The 9th Circuit Reviews Whether Res Judicata Applies to Exemptions
The 9th Circuit Court in Nance v Warfield is considering whether to overrule the District Court of Nevada which held that the bankruptcy court erred in overruling the trustee’s res judicata-based objection to the debtor’s federal exemptions in the property and RV. The court also concluded that the bankruptcy court exceeded its authority by sua sponte granting an exemption for the RV under the federal wildcard exemption.
Facts
Lawrence Warfield, the trustee of Johnie Lee Nance’s bankruptcy estate, objected to Nance’s claimed exemptions for his property and RV under Arizona law. After the court sustained the trustee’s objections, Nance amended his schedule to claim exemptions under Washington law, and the trustee again objected. When those objections were sustained, Nance amended his schedule to claim federal exemptions. The bankruptcy court overruled the trustee’s objections to these federal exemptions and sua sponte granted an exemption for the RV under the federal wildcard exemption.
Analysis
The district court analyzed the applicability of res judicata to the debtor’s successive exemption claims. It noted that claim preclusion, a form of res judicata, bars litigation of claims that were or could have been raised in a prior action. The court applied the three-part test for claim preclusion: identity of claims, final judgment on the merits, and identity or privity between parties. The court found that the debtor’s claims for exemptions in the property and RV, regardless of the legal framework (Arizona, Washington, or federal law), arose from the same nucleus of operative facts and involved the same property. Therefore, the claims were identical.
The court also determined that the previous rulings sustaining the trustee’s objections constituted final judgments on the merits, satisfying the second criterion.
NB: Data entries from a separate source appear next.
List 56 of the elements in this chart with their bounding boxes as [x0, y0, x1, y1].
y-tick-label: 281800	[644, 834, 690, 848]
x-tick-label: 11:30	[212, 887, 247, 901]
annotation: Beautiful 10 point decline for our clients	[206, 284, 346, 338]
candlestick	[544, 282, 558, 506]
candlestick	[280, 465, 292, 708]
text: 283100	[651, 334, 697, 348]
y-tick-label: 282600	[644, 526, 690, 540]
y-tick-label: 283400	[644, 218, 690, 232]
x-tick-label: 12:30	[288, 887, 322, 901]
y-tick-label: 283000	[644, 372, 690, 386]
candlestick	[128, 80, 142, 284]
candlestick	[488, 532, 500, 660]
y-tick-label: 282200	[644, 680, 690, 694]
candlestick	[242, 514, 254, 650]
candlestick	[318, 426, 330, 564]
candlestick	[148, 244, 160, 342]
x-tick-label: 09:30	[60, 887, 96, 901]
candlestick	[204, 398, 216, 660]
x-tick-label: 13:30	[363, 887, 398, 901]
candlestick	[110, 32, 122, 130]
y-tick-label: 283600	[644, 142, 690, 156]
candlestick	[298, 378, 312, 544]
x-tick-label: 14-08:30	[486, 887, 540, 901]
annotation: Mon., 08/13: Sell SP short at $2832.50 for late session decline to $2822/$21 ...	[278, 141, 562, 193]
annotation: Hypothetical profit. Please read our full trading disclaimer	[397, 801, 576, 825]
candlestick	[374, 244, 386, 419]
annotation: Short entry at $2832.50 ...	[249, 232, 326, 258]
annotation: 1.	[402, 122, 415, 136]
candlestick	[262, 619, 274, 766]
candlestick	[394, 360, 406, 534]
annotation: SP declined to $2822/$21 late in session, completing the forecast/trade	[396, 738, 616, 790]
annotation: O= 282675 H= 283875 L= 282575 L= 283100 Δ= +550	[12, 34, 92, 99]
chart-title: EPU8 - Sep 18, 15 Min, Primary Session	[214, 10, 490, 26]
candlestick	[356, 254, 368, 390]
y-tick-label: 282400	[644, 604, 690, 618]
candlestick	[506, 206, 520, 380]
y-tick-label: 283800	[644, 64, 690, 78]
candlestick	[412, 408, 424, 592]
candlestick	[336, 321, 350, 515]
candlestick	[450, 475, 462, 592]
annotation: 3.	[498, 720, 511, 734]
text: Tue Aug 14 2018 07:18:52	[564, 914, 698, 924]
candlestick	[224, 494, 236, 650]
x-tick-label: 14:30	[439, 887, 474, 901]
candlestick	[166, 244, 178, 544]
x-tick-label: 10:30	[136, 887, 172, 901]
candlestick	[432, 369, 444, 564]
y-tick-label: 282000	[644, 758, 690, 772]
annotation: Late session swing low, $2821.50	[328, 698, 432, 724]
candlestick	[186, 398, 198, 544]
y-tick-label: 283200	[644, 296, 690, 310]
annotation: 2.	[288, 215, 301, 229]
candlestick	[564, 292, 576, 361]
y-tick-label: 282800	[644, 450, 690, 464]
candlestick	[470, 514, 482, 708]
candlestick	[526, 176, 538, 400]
Finally, the parties involved in the objections were identical, fulfilling the third requirement for claim preclusion. Consequently, the court concluded that the bankruptcy court erred in overruling the trustee’s objections based on res judicata.
Additionally, the court addressed the bankruptcy court’s sua sponte action to grant an exemption for the RV under the federal wildcard exemption. The court emphasized the principle of party presentation, which requires courts to decide only the questions presented by the parties. The court found that the bankruptcy court exceeded its authority by granting an exemption that the debtor had not claimed, noting that the debtor, represented by counsel, could have asserted the exemption but did not. Therefore, the court held that the bankruptcy court’s action was improper and reversed its decision.
NCBRC and NACBA filed an amicus brief in support of the Debtor/Appellant.